Sir Arthur C Clarke CBE FRAS (16 December 1917 – 19 March 2008) was an English science fiction writer, science writer, futurist, inventor, undersea explorer, and television series host. Clarke's science fiction writings earned him the moniker "Prophet of the Space Age". Clarke emigrated to Ceylon (now Sri Lanka) in 1956 where he lived until his death.
His books on space travel usually included chapters about other aspects of science and technology, such as computers and bioengineering. He predicted the internet, smart phones, telecommuting, remote surgery, information overload, genetic engineering, artificial intelligence, machine learning, and 3D printing.
His many predictions culminated in 1958 when he began a series of magazine essays which eventually became Profiles of the Future, published in book form in 1962. A timetable up to the year 2100 describes inventions and ideas including such things as a "global library" for 2005.

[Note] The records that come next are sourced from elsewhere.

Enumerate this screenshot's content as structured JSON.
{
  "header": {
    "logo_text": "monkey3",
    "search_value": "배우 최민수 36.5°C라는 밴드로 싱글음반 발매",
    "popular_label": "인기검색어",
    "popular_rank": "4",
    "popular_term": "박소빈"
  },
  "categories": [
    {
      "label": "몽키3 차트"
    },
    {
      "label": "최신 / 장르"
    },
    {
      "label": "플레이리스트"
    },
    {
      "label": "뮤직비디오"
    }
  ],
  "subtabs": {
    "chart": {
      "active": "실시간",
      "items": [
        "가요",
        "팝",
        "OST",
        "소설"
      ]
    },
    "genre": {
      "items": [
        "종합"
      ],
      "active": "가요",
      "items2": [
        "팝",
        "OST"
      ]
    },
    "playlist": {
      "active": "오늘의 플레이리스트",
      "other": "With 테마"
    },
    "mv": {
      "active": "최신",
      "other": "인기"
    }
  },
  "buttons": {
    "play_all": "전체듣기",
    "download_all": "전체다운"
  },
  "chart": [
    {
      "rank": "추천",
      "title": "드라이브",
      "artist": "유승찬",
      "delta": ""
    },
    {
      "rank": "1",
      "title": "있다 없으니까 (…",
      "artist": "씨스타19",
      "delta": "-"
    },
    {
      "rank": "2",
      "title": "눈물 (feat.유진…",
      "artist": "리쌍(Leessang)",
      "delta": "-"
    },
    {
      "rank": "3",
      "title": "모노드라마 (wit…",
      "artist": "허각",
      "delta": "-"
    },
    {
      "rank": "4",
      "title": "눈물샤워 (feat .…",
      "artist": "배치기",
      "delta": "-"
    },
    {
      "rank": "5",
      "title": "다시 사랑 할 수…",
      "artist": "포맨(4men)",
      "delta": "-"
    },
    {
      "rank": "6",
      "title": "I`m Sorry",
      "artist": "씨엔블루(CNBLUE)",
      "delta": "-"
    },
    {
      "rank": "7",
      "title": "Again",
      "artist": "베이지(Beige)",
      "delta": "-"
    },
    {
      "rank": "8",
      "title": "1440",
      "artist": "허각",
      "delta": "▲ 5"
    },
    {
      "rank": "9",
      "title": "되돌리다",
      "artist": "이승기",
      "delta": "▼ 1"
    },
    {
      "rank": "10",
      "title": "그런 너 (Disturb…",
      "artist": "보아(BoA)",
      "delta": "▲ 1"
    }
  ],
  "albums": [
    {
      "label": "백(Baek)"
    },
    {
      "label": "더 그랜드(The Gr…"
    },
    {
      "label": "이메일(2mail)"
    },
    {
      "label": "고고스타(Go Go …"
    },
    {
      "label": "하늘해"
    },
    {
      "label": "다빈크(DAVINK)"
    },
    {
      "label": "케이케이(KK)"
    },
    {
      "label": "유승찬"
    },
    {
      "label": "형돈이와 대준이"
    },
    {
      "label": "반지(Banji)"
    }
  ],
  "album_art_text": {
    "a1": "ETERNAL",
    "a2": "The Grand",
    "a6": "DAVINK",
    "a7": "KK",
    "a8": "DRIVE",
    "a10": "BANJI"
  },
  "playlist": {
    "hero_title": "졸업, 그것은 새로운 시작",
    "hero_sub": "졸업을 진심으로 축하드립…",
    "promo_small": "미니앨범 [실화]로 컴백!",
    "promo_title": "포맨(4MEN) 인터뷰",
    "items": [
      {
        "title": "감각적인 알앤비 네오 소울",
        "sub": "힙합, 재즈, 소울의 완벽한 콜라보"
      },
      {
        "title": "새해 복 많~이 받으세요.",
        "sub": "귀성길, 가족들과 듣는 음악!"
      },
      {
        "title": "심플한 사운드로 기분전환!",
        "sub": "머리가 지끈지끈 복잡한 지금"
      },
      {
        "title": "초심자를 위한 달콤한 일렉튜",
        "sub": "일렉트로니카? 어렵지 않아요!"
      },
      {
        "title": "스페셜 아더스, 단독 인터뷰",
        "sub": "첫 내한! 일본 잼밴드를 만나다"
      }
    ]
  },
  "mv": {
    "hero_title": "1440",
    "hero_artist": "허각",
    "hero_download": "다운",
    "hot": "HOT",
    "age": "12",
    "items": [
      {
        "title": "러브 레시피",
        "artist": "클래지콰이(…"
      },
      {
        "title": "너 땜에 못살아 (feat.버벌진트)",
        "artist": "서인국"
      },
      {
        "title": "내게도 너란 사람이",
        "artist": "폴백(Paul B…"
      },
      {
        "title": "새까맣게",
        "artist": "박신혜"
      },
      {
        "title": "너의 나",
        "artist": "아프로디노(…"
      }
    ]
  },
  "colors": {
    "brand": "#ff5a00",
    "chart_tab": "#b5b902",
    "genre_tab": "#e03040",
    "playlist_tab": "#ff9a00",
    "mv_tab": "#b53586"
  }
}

In a 1959 essay, Clarke predicted global satellite TV broadcasts that would cross national boundaries indiscriminately and would bring hundreds of channels available anywhere in the world. He also envisioned the smart phone, a "personal transceiver, so small and compact that every man carries one". He wrote: "the time will come when we will be able to call a person anywhere on Earth merely by dialing a number." Such a device would also, in Clarke's vision, include means for global positioning so "no one need ever again be lost". Later, in Profiles of the Future, he predicted the advent of such a device taking place in the mid-1980s.
Clarke described a global computer network similar to the modern World Wide Web in a 1964 presentation for the BBC's Horizon programme, predicting that, by the 21st century, access to information and even physical tasks such as surgery could be accomplished remotely and instantaneously from anywhere in the world using internet and satellite communication.

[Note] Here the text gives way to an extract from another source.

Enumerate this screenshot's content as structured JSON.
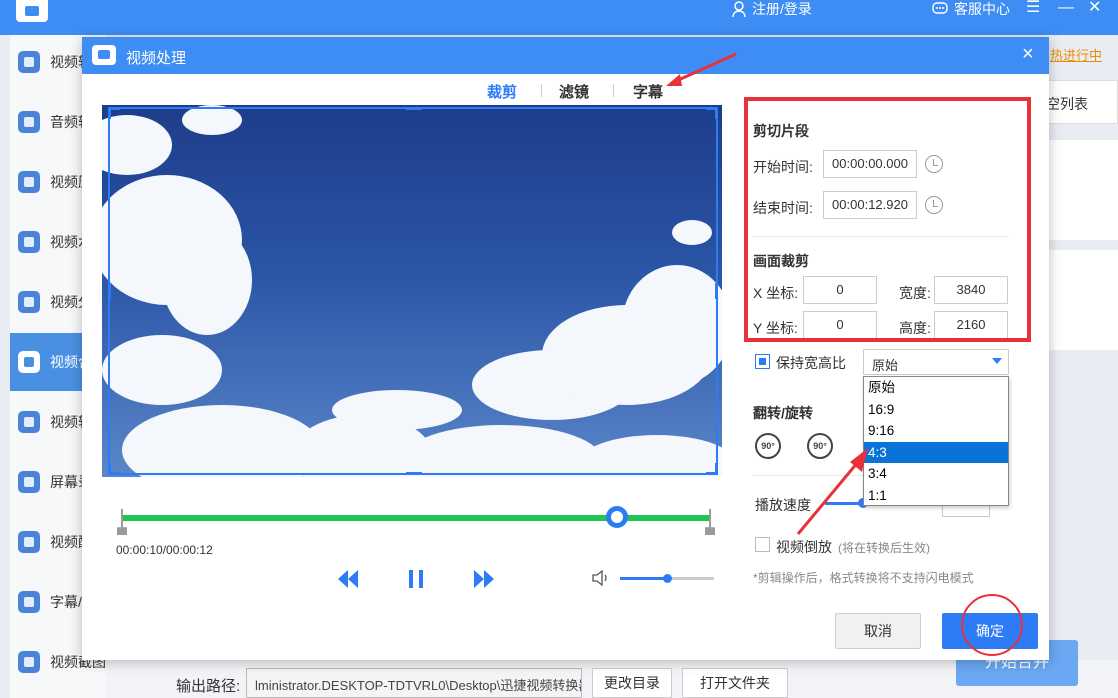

In a 1974 interview with the Australian Broadcasting Corporation, the interviewer asked Clarke how he believed the computer would change the future for the everyday person, and what life would be like in the year 2001. Clarke accurately predicted online banking, online shopping, and distance working. Responding to a question about how the interviewer's son's life would be different, Clarke responded: "He will have, in his own house, not a computer as big as this,[points to nearby computer], but at least, a console through which he can talk, through his friendly local computer and get all the information he needs, for his everyday life, like his bank statements, his theatre reservations, all the information you need in the course of living in our complex modern society, this will be in a compact form in his own house ... and he will take it as much for granted as we take the telephone."